Je crois que vous confondez le choix moral final du héros et les choix du héros au début et au milieu de l’histoire. Dans les histoires, quand on donne au héros un défaut aussi bien moral que psychologique au début, il opte pour un certain nombre d’actions immorales et prend de mauvaises décisions afin d’atteindre son but. Son but peut être valable ou ne pas l’être, mais indépendamment de cela, les moyens qu’il utilise sont fallacieux. Donc dans la plupart des histoires, le personnage est dans l’erreur et moralement parlant, sur le déclin. Dans la grande majorité des histoires, le héros, vers la fin, a une révélation personnelle concernant ses erreurs. Dès lors, grâce à l’action, il prend une décision morale qui montre au public ce qu’il a appris et ce qu’il est devenu. Dans les bonnes histoires cette décision finale ne sera pas un choix simple et évident entre le bien et le mal. Il n’y a là aucun choix. Un bon écrivain montrera que deux types d’action ont des effets bénéfiques, mais qu’un seul sera plus approprié pour ce personnage en particulier. Cependant, chacun d’eux aura une vraie valeur. La tragique histoire d’amour Camille en est un exemple.
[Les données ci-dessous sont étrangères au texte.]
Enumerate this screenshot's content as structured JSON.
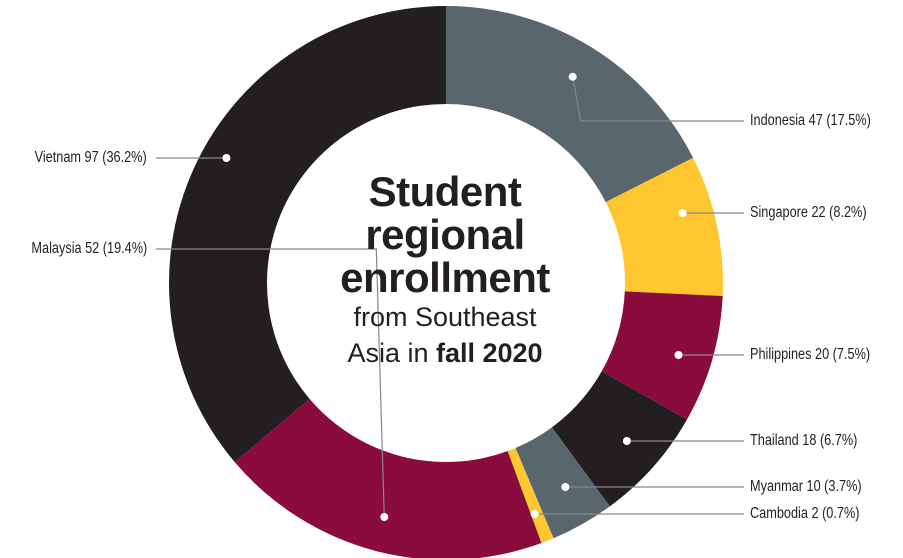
{
  "center_title": {
    "line1": "Student",
    "line2": "regional",
    "line3": "enrollment",
    "line4": "from Southeast",
    "line5_prefix": "Asia in ",
    "line5_bold": "fall 2020"
  },
  "colors": {
    "gray": "#5a666e",
    "gold": "#fec72f",
    "maroon": "#8a0c3d",
    "black": "#231f20",
    "leader": "#888888"
  },
  "chart_data": {
    "type": "pie",
    "donut": true,
    "title": "Student regional enrollment from Southeast Asia in fall 2020",
    "slices": [
      {
        "name": "Indonesia",
        "count": 47,
        "percent": 17.5,
        "label": "Indonesia 47 (17.5%)",
        "color": "#5a666e",
        "side": "right"
      },
      {
        "name": "Singapore",
        "count": 22,
        "percent": 8.2,
        "label": "Singapore 22 (8.2%)",
        "color": "#fec72f",
        "side": "right"
      },
      {
        "name": "Philippines",
        "count": 20,
        "percent": 7.5,
        "label": "Philippines 20 (7.5%)",
        "color": "#8a0c3d",
        "side": "right"
      },
      {
        "name": "Thailand",
        "count": 18,
        "percent": 6.7,
        "label": "Thailand 18 (6.7%)",
        "color": "#231f20",
        "side": "right"
      },
      {
        "name": "Myanmar",
        "count": 10,
        "percent": 3.7,
        "label": "Myanmar 10 (3.7%)",
        "color": "#5a666e",
        "side": "right"
      },
      {
        "name": "Cambodia",
        "count": 2,
        "percent": 0.7,
        "label": "Cambodia 2 (0.7%)",
        "color": "#fec72f",
        "side": "right"
      },
      {
        "name": "Malaysia",
        "count": 52,
        "percent": 19.4,
        "label": "Malaysia 52 (19.4%)",
        "color": "#8a0c3d",
        "side": "left"
      },
      {
        "name": "Vietnam",
        "count": 97,
        "percent": 36.2,
        "label": "Vietnam 97 (36.2%)",
        "color": "#231f20",
        "side": "left"
      }
    ]
  }
}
Marguerite doit choisir entre son amour pour Armand – une voie positive – et sacrifier son amour pour qu’il puisse avoir une carrière réussie – ce qui est aussi une voie positive. Mais bien sûr, dans les deux cas, le choix a de lourdes conséquences. Si le personnage a une révélation personnelle négative ou prend la mauvaise décision à la fin, le héros chute et l’histoire est une tragédie.
Finalement, lorsque l’on vous lit, on a l’impression qu’écrire une histoire n’est pas une chose innocente ou neutre. L’auteur offre au public une façon de vivre (grâce à une structure narrative, des valeurs sont mises en lumière), et plus encore, une quête existentielle. D’après vous, écrire une intrigue, c’est rejoindre une vérité morale ? Pourrions-nous dessiner une pluralité de visions ?
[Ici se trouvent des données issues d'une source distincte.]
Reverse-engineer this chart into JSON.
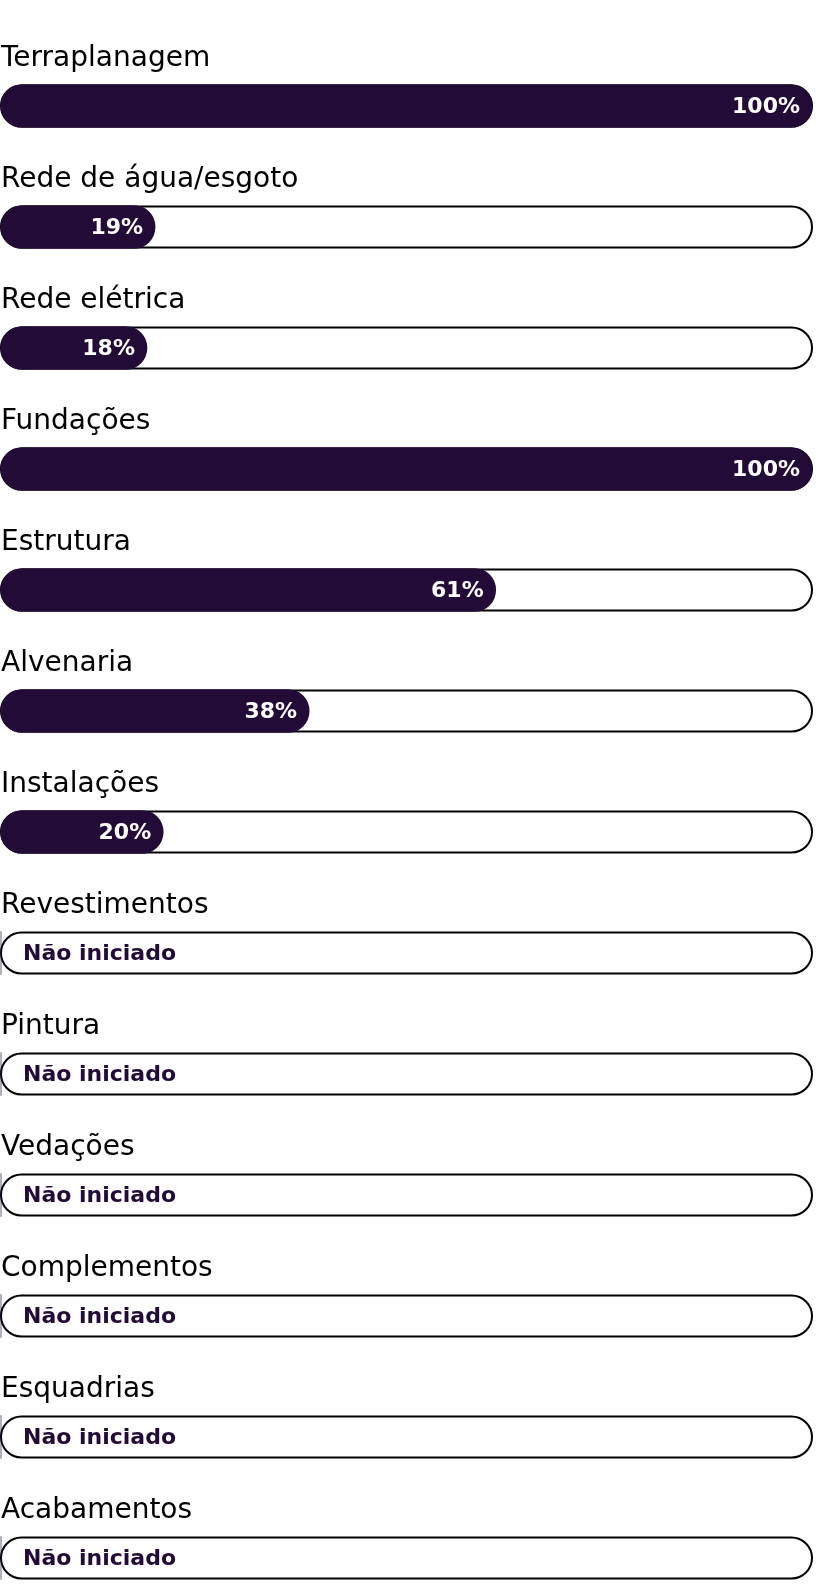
{
  "chart_data": {
    "type": "bar",
    "orientation": "horizontal",
    "categories": [
      "Terraplanagem",
      "Rede de água/esgoto",
      "Rede elétrica",
      "Fundações",
      "Estrutura",
      "Alvenaria",
      "Instalações",
      "Revestimentos",
      "Pintura",
      "Vedações",
      "Complementos",
      "Esquadrias",
      "Acabamentos"
    ],
    "values": [
      100,
      19,
      18,
      100,
      61,
      38,
      20,
      0,
      0,
      0,
      0,
      0,
      0
    ],
    "value_labels": [
      "100%",
      "19%",
      "18%",
      "100%",
      "61%",
      "38%",
      "20%",
      "Não iniciado",
      "Não iniciado",
      "Não iniciado",
      "Não iniciado",
      "Não iniciado",
      "Não iniciado"
    ],
    "color": "#230b37",
    "xlim": [
      0,
      100
    ],
    "tick_labels": "y"
  }
}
Si le processus d’écriture est censé produire quelque chose de valable, alors je crois qu’il requiert une quête existentielle et qu’il implique de faire en sorte que la façon de vivre soit la grande affaire. Cela peut simplement consister en la découverte d’une vérité psychologique. Mais je pense que les histoires les plus profondes ne s’arrêtent pas là et expriment également une vérité morale. Mais cela ne veut pas dire qu’il s’agisse d’une vérité isolée ou d’une déclaration moralisatrice. C’est même le contraire. La méthode dialectique du drame a tendance à pousser les écrivains vers une vérité unique à la façon dont deux partis se disputent, de sorte que le meilleur triomphe. Mais les meilleurs histoires montrent une pluralité de vues, et soulignent que chacun a ses forces et ses faiblesses, ses avantages et ses inconvénients.
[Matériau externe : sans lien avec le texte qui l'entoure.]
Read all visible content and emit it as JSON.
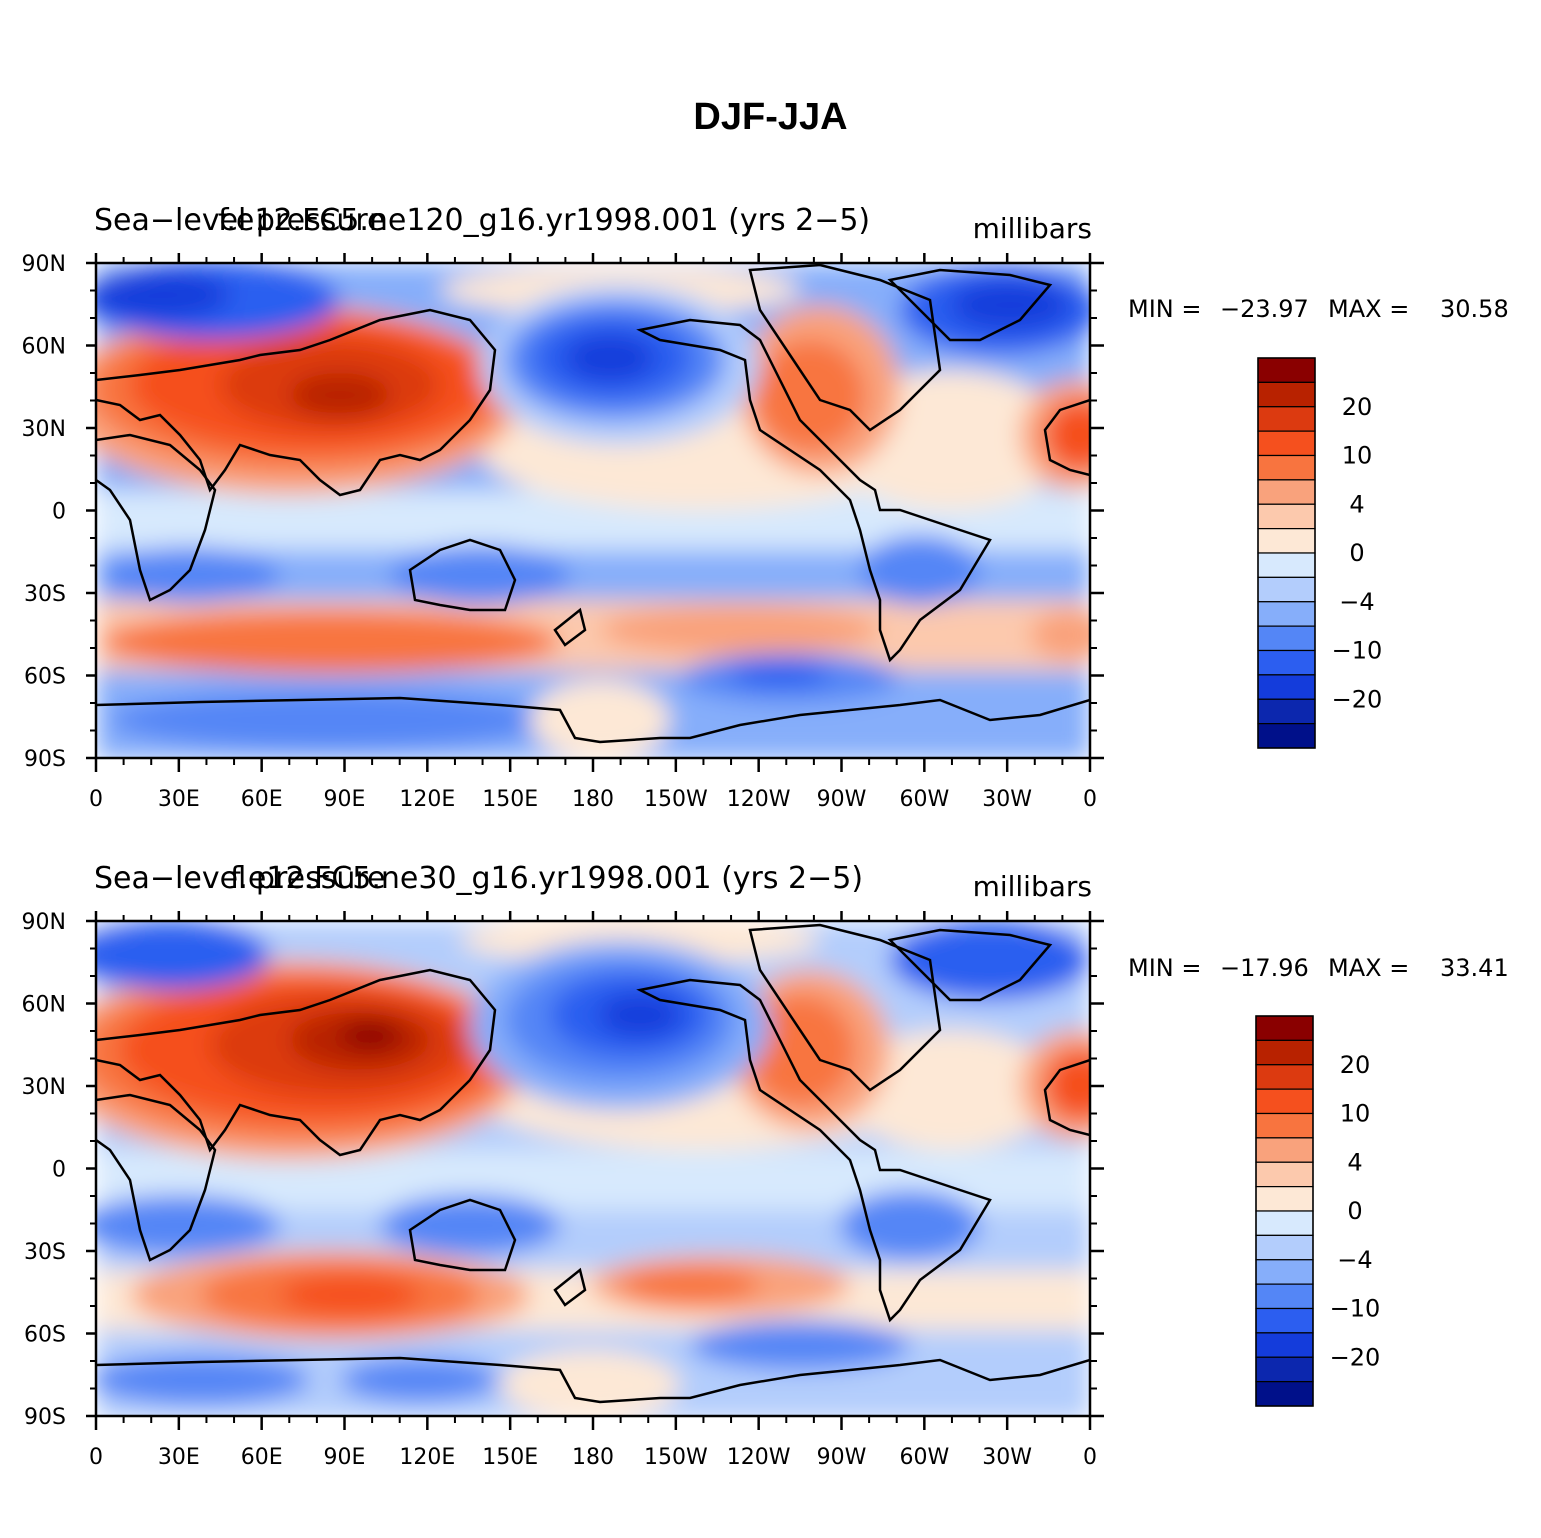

Pensez-vous que votre conception du processus d’écriture et de l’élaboration d’une histoire sont influencés par votre réflexion philosophique sur la vie et le destin, et même par certains livres philosophiques ?
Mon idée de l’écriture d’une histoire se fonde sur le temps passé à vivre ma propre histoire, à pratiquer la technique d’écriture d’une histoire, et à voir des milliers d’histoires à travers un prisme à la fois personnel et philosophique. Elle s’appuie aussi sur des philosophies du processus allant de la Métaphysique d’Aristote et de sa Poétique, en passant par La phénoménologie de l’esprit de Hegel, La Généalogie de la morale de Nietzsche jusqu’à Etre et temps de Heidegger. Ce qui est de la plus grande importance, c’est qu’elle repose sur ma propre philosophie du changement.